7 thoughts on “Here’s The CNN/Money Ranking PWC Doesn’t Want You To Hear About

  1. Jim – that ratio is highly fallacious in actual dollar terms. Some extreme right-wing people use it as a base for discussing tax levels. Simply put, the $300,000 house in PWC would pay taxes of .97% X 300,000, or $2810. The same house placed in Fairfax would be worth $350,000; taxes in Fairfax would be $350,000 X .94%, or $3290 – considerably higher. The same house (as all houses in Farfax) pays enormously higher taxes as a percent!!!

    1. If you were to apply the PWC rate to the $350,000 home in Fairfax, they would be paying $3,395 instead of the $3,290 you cite. (And actually, 0.97% of $300,000 is $2910, not $2810 as you wrote. Fairfax’s 0.94% rate would be $2820 on $300,000.)

      Since home values fluctuate by jurisdiction, the percent of the home value is the most accurate measure for purposes of comparison. The issue of home values is a whole other ball of wax.

    2. Right……….a ball of wax it is………but normally the same house in Fairfax generates more dollars in taxes and that is what is most relevant in my humble opinion!!!

  2. The best method for comparisons in my humblest of opinions is to compare the dollar amount of taxes paid in each jurisdiction to the number of people served. This would show that Fiarfax pays much more than PWC…in fact, PWC is usually among the lowest………..reflective of crappyiness in services……….

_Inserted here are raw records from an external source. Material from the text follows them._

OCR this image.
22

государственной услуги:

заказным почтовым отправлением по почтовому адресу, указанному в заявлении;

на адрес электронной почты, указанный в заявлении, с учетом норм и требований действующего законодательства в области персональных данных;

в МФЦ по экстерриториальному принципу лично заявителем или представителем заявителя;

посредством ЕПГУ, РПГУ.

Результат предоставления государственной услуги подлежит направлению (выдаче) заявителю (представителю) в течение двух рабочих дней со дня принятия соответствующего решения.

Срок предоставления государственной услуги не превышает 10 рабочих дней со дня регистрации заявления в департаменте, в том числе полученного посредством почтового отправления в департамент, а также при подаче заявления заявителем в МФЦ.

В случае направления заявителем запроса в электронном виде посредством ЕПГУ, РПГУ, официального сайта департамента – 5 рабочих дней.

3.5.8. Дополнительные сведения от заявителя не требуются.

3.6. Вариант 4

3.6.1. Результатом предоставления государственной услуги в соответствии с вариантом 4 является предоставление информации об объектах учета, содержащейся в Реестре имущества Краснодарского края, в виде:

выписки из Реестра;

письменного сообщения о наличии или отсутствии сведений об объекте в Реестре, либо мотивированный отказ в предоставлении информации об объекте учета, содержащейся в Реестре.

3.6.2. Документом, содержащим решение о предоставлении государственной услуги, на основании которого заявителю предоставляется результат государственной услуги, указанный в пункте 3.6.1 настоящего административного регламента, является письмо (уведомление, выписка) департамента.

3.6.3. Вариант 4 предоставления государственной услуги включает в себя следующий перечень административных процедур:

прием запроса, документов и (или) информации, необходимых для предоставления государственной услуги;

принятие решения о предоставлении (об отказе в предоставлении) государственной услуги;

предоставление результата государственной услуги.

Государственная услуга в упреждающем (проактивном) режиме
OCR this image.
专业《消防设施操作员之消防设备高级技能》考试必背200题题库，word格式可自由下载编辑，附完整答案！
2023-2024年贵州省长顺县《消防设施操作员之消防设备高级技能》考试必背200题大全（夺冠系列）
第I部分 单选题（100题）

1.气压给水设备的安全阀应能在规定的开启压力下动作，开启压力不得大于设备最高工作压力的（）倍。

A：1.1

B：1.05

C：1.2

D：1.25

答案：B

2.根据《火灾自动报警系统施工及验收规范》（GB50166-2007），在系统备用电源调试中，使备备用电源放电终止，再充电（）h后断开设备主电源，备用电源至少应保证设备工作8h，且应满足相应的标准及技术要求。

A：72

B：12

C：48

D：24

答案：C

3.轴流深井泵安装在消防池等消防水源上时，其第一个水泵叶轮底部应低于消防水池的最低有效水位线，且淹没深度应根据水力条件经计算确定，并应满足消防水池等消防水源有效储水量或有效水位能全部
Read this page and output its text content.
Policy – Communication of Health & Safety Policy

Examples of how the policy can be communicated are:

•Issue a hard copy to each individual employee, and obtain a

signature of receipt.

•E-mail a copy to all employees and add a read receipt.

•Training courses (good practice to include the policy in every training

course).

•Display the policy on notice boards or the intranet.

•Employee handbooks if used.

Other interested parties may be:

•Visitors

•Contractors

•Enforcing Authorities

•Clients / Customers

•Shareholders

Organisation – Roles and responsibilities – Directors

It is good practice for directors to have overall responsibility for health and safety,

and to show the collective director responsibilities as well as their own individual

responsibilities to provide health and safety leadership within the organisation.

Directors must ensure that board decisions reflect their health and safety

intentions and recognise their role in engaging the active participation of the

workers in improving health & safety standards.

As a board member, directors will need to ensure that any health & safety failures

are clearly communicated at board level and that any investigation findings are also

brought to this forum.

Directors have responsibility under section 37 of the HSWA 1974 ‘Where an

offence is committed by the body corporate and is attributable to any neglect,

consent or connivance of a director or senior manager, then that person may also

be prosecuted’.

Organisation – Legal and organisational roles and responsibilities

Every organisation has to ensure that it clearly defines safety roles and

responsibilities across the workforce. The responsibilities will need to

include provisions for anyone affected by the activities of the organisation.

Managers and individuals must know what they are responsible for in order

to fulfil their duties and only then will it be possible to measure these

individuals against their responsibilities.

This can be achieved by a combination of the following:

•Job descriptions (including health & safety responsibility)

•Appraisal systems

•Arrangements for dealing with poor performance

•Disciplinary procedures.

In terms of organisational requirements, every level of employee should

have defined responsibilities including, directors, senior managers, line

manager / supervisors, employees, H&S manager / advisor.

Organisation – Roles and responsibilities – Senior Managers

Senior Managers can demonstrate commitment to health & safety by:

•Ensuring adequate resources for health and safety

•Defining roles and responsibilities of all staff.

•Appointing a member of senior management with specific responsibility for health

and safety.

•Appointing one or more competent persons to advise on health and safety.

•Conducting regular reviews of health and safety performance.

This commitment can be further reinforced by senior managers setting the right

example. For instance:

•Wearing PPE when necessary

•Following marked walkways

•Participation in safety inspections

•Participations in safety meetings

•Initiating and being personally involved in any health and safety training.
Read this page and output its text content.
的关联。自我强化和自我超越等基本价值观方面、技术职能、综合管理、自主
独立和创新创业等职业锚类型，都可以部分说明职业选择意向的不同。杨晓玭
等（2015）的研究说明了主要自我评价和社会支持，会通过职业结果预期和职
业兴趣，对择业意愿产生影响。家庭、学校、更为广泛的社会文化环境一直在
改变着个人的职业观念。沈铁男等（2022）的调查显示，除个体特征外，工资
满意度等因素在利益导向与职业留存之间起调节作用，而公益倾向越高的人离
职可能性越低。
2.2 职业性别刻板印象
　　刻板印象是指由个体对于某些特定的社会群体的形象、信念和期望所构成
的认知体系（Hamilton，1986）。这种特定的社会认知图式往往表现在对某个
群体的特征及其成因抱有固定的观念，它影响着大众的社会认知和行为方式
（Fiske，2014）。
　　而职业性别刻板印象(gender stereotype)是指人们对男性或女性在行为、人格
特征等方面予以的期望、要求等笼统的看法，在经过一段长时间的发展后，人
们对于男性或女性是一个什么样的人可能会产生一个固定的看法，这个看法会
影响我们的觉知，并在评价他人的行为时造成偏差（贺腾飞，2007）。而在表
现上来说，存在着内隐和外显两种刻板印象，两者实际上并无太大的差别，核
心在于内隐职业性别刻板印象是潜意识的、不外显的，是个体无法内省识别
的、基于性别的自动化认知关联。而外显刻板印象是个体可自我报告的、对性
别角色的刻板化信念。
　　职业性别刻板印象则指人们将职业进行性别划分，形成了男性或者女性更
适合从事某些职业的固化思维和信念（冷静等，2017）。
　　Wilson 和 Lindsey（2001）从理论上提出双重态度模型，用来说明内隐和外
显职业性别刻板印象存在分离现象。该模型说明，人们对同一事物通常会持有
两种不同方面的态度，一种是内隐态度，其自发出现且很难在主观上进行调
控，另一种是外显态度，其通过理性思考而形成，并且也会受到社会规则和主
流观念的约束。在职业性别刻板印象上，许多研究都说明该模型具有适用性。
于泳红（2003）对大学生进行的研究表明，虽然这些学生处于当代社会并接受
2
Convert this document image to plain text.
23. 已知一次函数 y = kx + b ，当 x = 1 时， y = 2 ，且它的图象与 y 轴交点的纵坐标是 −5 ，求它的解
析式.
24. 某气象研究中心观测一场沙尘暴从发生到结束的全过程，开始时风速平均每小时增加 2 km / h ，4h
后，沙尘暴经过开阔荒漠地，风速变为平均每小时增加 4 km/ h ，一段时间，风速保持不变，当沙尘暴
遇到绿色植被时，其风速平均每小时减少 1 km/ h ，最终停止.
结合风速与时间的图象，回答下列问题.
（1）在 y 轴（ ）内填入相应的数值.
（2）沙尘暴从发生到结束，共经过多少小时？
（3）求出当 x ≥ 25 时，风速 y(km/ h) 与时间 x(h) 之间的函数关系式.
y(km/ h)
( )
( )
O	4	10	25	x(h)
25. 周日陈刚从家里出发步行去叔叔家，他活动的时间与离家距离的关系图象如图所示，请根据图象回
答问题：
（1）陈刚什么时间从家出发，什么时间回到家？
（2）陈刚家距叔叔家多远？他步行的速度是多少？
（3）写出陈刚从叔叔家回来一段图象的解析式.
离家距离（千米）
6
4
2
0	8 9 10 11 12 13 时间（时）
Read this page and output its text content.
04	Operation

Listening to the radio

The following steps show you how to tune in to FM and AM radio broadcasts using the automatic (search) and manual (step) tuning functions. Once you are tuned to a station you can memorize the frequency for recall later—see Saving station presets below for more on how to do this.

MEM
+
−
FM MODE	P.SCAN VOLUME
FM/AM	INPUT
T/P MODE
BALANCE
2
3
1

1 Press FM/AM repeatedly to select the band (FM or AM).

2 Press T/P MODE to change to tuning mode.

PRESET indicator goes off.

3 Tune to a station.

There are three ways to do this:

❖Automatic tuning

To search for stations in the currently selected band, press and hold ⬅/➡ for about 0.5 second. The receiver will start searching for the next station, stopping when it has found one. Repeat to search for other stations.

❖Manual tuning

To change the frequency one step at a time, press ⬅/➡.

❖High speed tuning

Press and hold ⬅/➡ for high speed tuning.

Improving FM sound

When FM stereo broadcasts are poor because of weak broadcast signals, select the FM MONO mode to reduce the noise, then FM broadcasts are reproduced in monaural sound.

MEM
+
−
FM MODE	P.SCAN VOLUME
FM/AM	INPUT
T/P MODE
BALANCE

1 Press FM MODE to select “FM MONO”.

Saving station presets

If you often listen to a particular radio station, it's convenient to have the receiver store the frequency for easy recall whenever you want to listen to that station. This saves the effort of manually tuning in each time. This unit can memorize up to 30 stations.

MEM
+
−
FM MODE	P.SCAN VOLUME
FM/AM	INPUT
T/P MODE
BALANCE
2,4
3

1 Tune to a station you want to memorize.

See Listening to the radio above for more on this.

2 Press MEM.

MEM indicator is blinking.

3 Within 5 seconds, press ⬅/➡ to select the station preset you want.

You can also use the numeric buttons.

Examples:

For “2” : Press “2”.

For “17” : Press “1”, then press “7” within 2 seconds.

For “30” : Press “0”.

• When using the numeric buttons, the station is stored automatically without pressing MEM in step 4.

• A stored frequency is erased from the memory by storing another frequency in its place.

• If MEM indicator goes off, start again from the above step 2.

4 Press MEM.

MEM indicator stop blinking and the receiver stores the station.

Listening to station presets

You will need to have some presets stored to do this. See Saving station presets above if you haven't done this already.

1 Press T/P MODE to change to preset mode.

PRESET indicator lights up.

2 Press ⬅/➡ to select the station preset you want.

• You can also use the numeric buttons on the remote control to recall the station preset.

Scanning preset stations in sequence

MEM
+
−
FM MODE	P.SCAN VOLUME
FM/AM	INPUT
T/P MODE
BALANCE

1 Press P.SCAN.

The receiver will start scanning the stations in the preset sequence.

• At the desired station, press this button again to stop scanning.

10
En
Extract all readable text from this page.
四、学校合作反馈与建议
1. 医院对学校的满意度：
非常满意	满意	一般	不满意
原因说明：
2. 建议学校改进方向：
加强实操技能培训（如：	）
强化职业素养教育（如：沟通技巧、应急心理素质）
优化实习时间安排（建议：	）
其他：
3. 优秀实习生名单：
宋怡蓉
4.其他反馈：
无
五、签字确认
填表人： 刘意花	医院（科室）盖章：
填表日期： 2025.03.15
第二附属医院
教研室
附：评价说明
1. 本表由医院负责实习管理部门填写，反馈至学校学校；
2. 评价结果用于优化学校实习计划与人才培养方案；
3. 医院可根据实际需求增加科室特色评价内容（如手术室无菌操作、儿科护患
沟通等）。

  3. I would venture to say that you are both making correct statements. I agree with Riley that how much we are paying in taxes based on the value of our homes is the best comparative measure. The lower prices in PWC are offset by the necessity to drive much farther through congested traffic to get to decent jobs, which are largely not extant in PWC. If people could afford a higher-priced Fairfax County home to be closer to good jobs they would buy them and do so. The taxes-as-a-percent-of-price measure reflects the ability of people to pay taxes. Riley is also correct in stating that job creation in PWC is mostly low-wage work that most people don’t want. Swim is correct about the crappiness of services, i.e. highest student-to-teacher classroom ratios in the state, and out-of-control residential development making some of the worst congestion in the nation even worse. I put 99.9 percent of the blame for this situation at the feet of a Board of Supervisors that acts as a subsidiary of the residential developers, and a senior County management that swings between incompetence and opaqueness in trying to conceal from taxpayers what the aforementioned board is doing.

  4. That PW is worse than Fairfax, which has been under Democratic rule since (iirc) 1995, is rather depressing.